One bitcoin exchange – Coinspot – has blamed Australian banks for these problems, saying they are refusing to cooperate with crypto-companies.
The banks themselves, meanwhile, have asserted their right to refuse to execute transactions that look suspicious.
The whole business has exposed an atmosphere of confusion among Australia’s various financial regulators, which appear to have been completely unprepared for the huge surge in interest in the shadowy world of cryptocurrency.
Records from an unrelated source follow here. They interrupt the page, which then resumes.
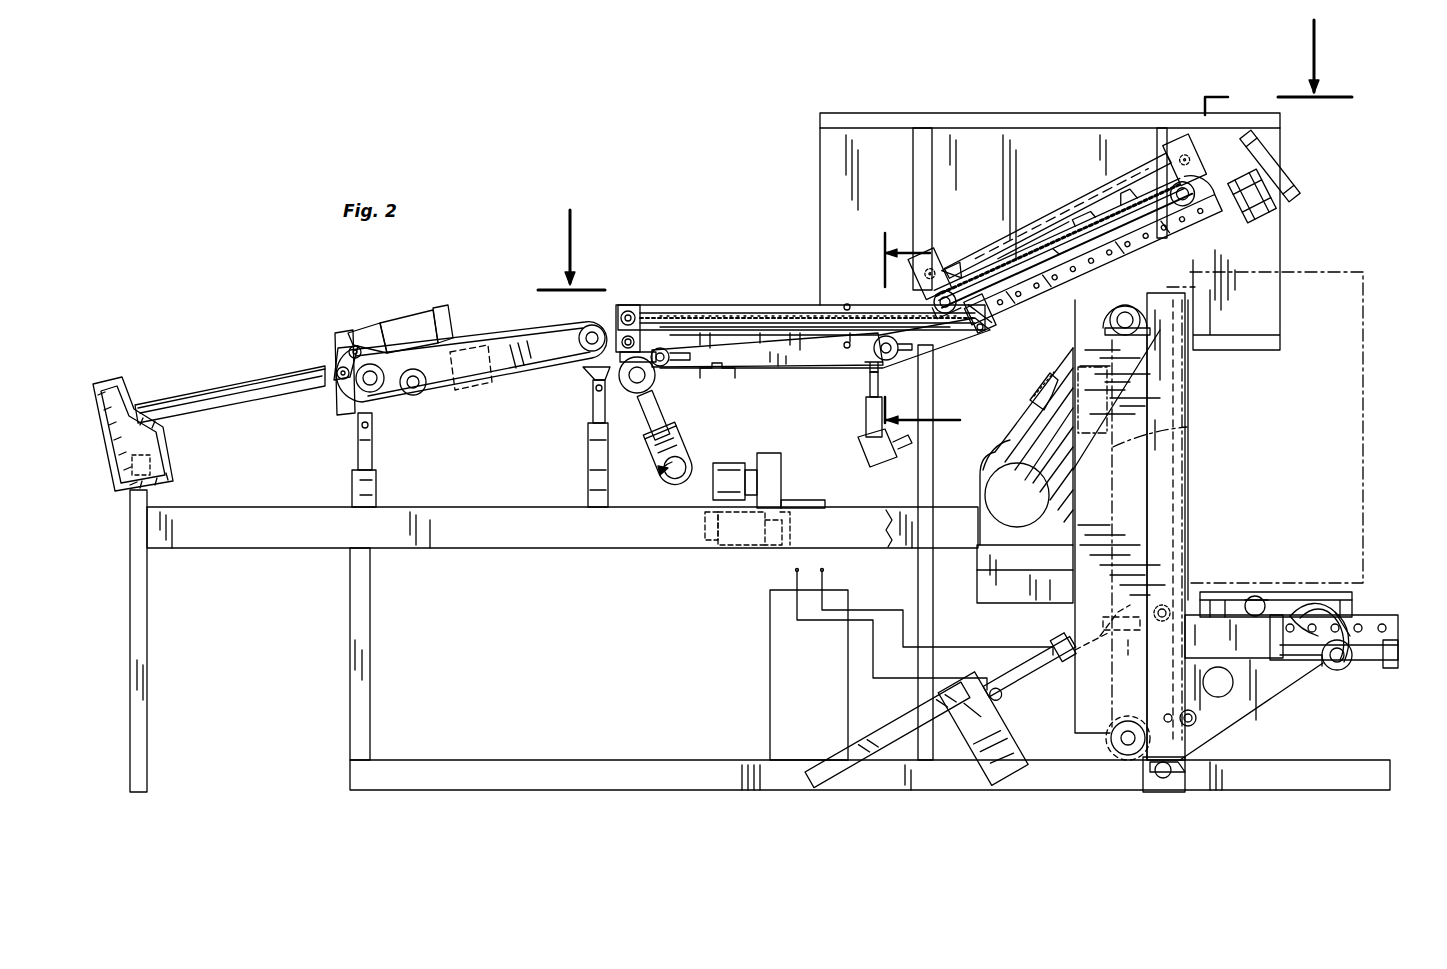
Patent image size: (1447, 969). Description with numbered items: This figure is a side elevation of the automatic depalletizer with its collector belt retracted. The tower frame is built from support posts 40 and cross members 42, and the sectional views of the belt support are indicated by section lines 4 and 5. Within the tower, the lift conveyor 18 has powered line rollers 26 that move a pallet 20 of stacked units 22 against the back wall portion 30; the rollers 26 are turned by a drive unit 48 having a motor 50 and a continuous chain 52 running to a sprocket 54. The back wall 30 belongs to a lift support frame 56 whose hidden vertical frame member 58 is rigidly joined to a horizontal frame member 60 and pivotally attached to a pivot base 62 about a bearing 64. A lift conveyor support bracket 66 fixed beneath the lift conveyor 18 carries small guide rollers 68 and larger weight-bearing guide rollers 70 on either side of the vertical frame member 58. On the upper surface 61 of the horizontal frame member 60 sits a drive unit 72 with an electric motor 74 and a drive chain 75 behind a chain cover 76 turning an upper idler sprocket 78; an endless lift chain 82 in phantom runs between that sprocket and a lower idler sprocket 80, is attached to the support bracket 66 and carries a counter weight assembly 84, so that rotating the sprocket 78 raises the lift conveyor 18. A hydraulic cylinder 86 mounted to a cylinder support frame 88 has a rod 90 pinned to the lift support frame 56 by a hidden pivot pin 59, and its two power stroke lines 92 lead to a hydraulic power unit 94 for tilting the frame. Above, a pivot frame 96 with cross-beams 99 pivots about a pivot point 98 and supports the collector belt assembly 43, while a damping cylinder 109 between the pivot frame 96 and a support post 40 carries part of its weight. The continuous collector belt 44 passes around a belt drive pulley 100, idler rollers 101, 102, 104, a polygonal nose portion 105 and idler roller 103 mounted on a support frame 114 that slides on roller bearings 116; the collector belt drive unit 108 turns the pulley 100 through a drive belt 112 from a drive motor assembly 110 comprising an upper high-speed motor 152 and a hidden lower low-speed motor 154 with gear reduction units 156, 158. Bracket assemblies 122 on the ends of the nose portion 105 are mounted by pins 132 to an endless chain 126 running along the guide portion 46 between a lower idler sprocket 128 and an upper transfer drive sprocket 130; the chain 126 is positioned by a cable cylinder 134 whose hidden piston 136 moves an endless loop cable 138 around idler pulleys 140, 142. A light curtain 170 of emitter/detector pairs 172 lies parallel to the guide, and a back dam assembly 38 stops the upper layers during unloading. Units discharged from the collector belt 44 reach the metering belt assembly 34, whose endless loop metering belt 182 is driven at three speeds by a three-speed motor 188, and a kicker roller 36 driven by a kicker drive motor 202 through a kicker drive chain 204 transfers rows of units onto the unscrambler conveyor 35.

The section line 4- 4 is at (950, 339).
The section line 5- 5 is at (957, 148).
The lift conveyor 18 is at (1400, 633).
The pallet 20 is at (1348, 606).
The units 22 is at (1362, 272).
The powered line rollers 26 is at (1346, 630).
The back wall portion 30 is at (1185, 498).
The metering belt assembly 34 is at (453, 319).
The unscrambler conveyor 35 is at (236, 384).
The kicker roller 36 is at (345, 358).
The back dam assembly 38 is at (1292, 218).
The support posts 40 is at (924, 402).
The cross members 42 is at (496, 538).
The collector belt assembly 43 is at (734, 298).
The collector belt 44 is at (770, 360).
The guide portion 46 is at (1060, 205).
The drive unit 48 is at (1365, 688).
The motor 50 is at (1400, 655).
The continuous chain 52 is at (1335, 672).
The sprocket 54 is at (1273, 595).
The lift support frame 56 is at (1068, 611).
The vertical frame member 58 is at (1185, 470).
The pivot pin 59 is at (1130, 655).
The horizontal frame member 60 is at (985, 598).
The upper surface 61 is at (978, 570).
The pivot base 62 is at (1160, 792).
The bearing 64 is at (1190, 762).
The lift conveyor support bracket 66 is at (1278, 708).
The small guide rollers 68 is at (1196, 660).
The large guide rollers 70 is at (1163, 604).
The drive unit 72 is at (1004, 412).
The electric motor 74 is at (997, 462).
The endless drive chain 75 is at (1045, 398).
The chain cover 76 is at (1017, 495).
The upper idler sprocket 78 is at (1152, 290).
The lower idler sprocket 80 is at (1106, 740).
The endless lift chain 82 is at (1187, 427).
The counter weight assembly 84 is at (1173, 380).
The hydraulic cylinders 86 is at (1046, 676).
The cylinder support frame 88 is at (882, 714).
The hydraulic cylinder rod 90 is at (1102, 654).
The power stroke lines 92 is at (882, 628).
The hydraulic power unit 94 is at (802, 694).
The pivot frame 96 is at (652, 305).
The pivot point 98 is at (588, 385).
The cross-beams 99 is at (727, 373).
The belt drive pulley 100 is at (658, 386).
The idler roller 101 is at (672, 365).
The idler roller 102 is at (924, 366).
The idler roller 103 is at (632, 305).
The idler roller 104 is at (737, 308).
The nose portion 105 is at (1040, 300).
The collector belt drive unit 108 is at (710, 462).
The damping cylinder 109 is at (862, 440).
The drive motor assembly 110 is at (790, 464).
The drive belt 112 is at (640, 420).
The support frame 114 is at (760, 325).
The roller bearings 116 is at (847, 304).
The bracket assemblies 122 is at (996, 328).
The endless chain 126 is at (1059, 237).
The lower idler sprocket 128 is at (962, 290).
The upper transfer drive sprocket 130 is at (1205, 185).
The pins 132 is at (958, 300).
The fluid operated cable cylinder 134 is at (1110, 176).
The piston 136 is at (998, 242).
The endless loop cable 138 is at (1084, 192).
The idler pulley 140 is at (918, 262).
The idler pulley 142 is at (1182, 135).
The upper high-speed motor 152 is at (748, 470).
The lower low-speed motor 154 is at (735, 552).
The gear reduction unit 156 is at (700, 550).
The gear reduction unit 158 is at (765, 552).
The light curtain 170 is at (1245, 210).
The light emitter/detector pairs 172 is at (1128, 304).
The endless loop metering belt 182 is at (494, 330).
The three-speed motor 188 is at (452, 400).
The kicker drive motor 202 is at (402, 318).
The kicker drive chain 204 is at (348, 345).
This lack of regulation means Australians jumping on board the bitcoin bandwagon are essentially unprotected, leaving them at the mercy of unregulated bitcoin exchanges that were designed to deal with much lower trading volumes, and are staffed accordingly.
The bitcoin boom
Last year the value of a single bitcoin went from $1,300 in January to a peak of around $27,000 in mid-December, before settling at the end of the year at around the $20,000 mark, where it has remained for the last couple of weeks.
Asher Tan, chief executive of bitcoin exchange CoinJar, told The New Daily his exchange had seen its user base grow by ten times over the year, adding other exchanges had probably seen similar growth.
But he said this massive increase in CoinJar users is still only served by around 20 staff.
“Everyone is scrambling to provide better service to users,” he said, adding customer support was a particular challenge.
While CoinJar has avoided any major problems, other exchanges have not. Australian exchange BTC Markets has warned customers bitcoin withdrawals are delayed due to a backlog of orders.
And US exchange Coinbase, one of the the world’s largest, has told customers they may have to wait up to two weeks for bitcoin to dollar wire transfers to show up in their accounts.
Most dramatically, CoinSpot, one of Australia’s most trusted exchanges, is not taking any new deposits, blaming Australian banks for not working with them.
In a note on its website, CoinSpot wrote: “We assure you we are just as unhappy with the situation as you but unfortunately Australian banks have been so far unwilling to work with the digital currency industry which leads to frequent account closures and strict limits on accounts whilst they remain operational, in effect debanking our industry.”
CoinSpot did not respond to requests to further explain the nature of the problem.
The banks told The New Daily that, while they did not bar customers from making payments through bitcoin exchanges, they reserved the right to block transactions that raised certain flags.
A Commonwealth Bank spokesperson said the bank was “receptive to innovation in alternative currencies and payment systems” but said it did not recommend using existing currencies as they did not meet “minimum standard of regulation, reliability, and reputation”.
However, CBA said customers could “interact with these currencies” as long as they complied with the bank’s terms and conditions and all relevant legal obligations.
Westpac took a more hardline approach, saying: “Westpac has controls in place to actively verify the identity of our customers and monitor the activities of those customers. Where we can not verify the origin of transfers we may act to ensure we comply with Australia’s anti money laundering obligations.”
A regulatory black hole
The New Daily contacted all four financial regulators: ASIC, which protects consumers from dodgy corporate practices; APRA, which makes sure financial institutions have their finances in order; the Reserve Bank of Australia, which regulates the payment system; and AUSTRAC, which polices money laundering, welfare fraud and funding of terrorism.
Currently not one of these regulators has any oversight of the burgeoning crypto-currency sector, and only one – AUSTRAC – is set to begin regulating the sector.
A spokesperson for AUSTRAC told The New Daily new rules would soon be introduced requiring digital currency exchanges to register with AUSTRAC and comply with anti-money laundering obligations. This would include the obligation to report suspicious matters to AUSTRAC.
Mr Tan of CoinJar told The New Daily that the bitcoin industry would welcome more regulation.
“It’s already happening and I think it’s inevitable. Regulation will legitimise the industry and the banking sector will become more comfortable with crypto-companies,” he said.